Dengan melihat dalil-dalil dua kelompok di atas, maka jelas bahwa kelompok pertama berpegang pada keumuman dalil-dalil, sedangkan kelompok kedua berargumentasi dengan dalil-dalil yang mentakhsis keumumannya. Karena itu, perbedaan pendapat di antara keduanya akan tetap ada, tetapi perbedaan tersebut akan berakhir seandainya kelompok pertama menerima kelompok kedua dengan dalil-dalil pentakhsisnya itu, tetapi (alih-alih menerima), mereka justru menolak dan malah melakukan berbagai penakwilan sedemikian rupa. Itulah sebabnya mengapa perbedaan pendapat ini terus berlangsung dan tidak pernah berhenti.
Kami akan berusaha meninjau hadits-hadits ini dari sisi sanad dan matannya, kemudian kita akan melihat dilalahnya dari sisi manthuq dan mafhumnya agar kita bisa sampai pada pendapat yang benar dan kuat, tentunya dengan ijin Allah Swt.
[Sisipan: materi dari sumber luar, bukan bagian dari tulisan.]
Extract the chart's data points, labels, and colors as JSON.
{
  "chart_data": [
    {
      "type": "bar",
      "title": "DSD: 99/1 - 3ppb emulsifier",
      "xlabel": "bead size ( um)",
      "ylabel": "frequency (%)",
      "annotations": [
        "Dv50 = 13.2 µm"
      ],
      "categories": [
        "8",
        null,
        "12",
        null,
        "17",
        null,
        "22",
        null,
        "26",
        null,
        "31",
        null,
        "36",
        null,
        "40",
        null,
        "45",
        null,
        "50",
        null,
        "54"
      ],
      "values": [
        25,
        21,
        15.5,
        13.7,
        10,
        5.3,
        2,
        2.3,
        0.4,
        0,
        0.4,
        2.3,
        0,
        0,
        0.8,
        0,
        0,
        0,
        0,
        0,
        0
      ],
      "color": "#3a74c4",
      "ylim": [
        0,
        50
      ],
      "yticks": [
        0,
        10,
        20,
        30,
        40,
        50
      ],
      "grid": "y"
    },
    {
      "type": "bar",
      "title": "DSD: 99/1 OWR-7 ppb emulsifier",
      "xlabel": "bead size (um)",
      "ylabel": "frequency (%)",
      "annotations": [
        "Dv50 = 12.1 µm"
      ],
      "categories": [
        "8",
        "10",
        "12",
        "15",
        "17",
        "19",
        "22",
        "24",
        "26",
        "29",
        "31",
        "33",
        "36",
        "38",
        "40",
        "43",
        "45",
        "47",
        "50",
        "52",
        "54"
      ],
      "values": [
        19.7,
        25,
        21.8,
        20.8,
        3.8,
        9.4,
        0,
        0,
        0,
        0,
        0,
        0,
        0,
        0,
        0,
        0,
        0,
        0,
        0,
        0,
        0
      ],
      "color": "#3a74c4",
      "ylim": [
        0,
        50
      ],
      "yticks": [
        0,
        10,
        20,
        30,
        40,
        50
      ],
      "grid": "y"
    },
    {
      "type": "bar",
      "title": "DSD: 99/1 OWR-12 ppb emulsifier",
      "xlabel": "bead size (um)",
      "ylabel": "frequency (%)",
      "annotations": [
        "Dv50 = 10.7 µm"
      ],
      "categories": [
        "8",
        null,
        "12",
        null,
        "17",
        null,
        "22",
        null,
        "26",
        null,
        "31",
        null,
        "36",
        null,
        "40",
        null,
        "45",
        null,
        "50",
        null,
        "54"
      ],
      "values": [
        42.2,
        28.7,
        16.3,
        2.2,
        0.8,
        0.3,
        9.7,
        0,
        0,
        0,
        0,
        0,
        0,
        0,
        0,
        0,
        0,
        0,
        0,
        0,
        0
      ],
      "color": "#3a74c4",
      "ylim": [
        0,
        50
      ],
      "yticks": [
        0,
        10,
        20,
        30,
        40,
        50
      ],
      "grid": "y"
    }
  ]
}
1. Hadits Abu Said bahwa air itu suci mensucikan tidak menjadi najis oleh sesuatupun adalah hadits yang layak untuk digunakan sebagai hujjah, karena Ahmad, Ibnu Ma'in, dan Ibnu Hazm telah menshahihkannya.
Secara harfiah, manthuq hadits ini memberi pengertian umum, karena kata al-maa yang dima'rifatkan oleh alif lam al-jinsi, itu bersifat umum, mencakup seluruh air, karena itu hadits tersebut bersifat umum karena tidak ada takhsis (pengkhususan) di dalamnya.
Sedangkan hadits al-hiyaadh (telaga) yang di dalamnya disebutkan: Bagi binatang itu air yang telah diminumnya yang sudah masuk dalam perutnya, dan air yang tersisa itu bagi kita sebagai minuman dan sesuatu yang suci mensucikan, adalah hadits yang menunjukkan bahwa air tersebut bersifat muthlaq dari sisi kwantitinya (banyak sedikitnya), karena frase bagi kita air yang tersisa itu bersifat muthlaq tanpa penetapan batasan volume atau takaran air, sehingga hadits tersebut tetap dalam kemutlakannya.
Dalam kedua hadits tersebut tidak ada takhsis sama sekali, sehingga keduanya memberi pengertian air yang bersifat umum dan muthlaq.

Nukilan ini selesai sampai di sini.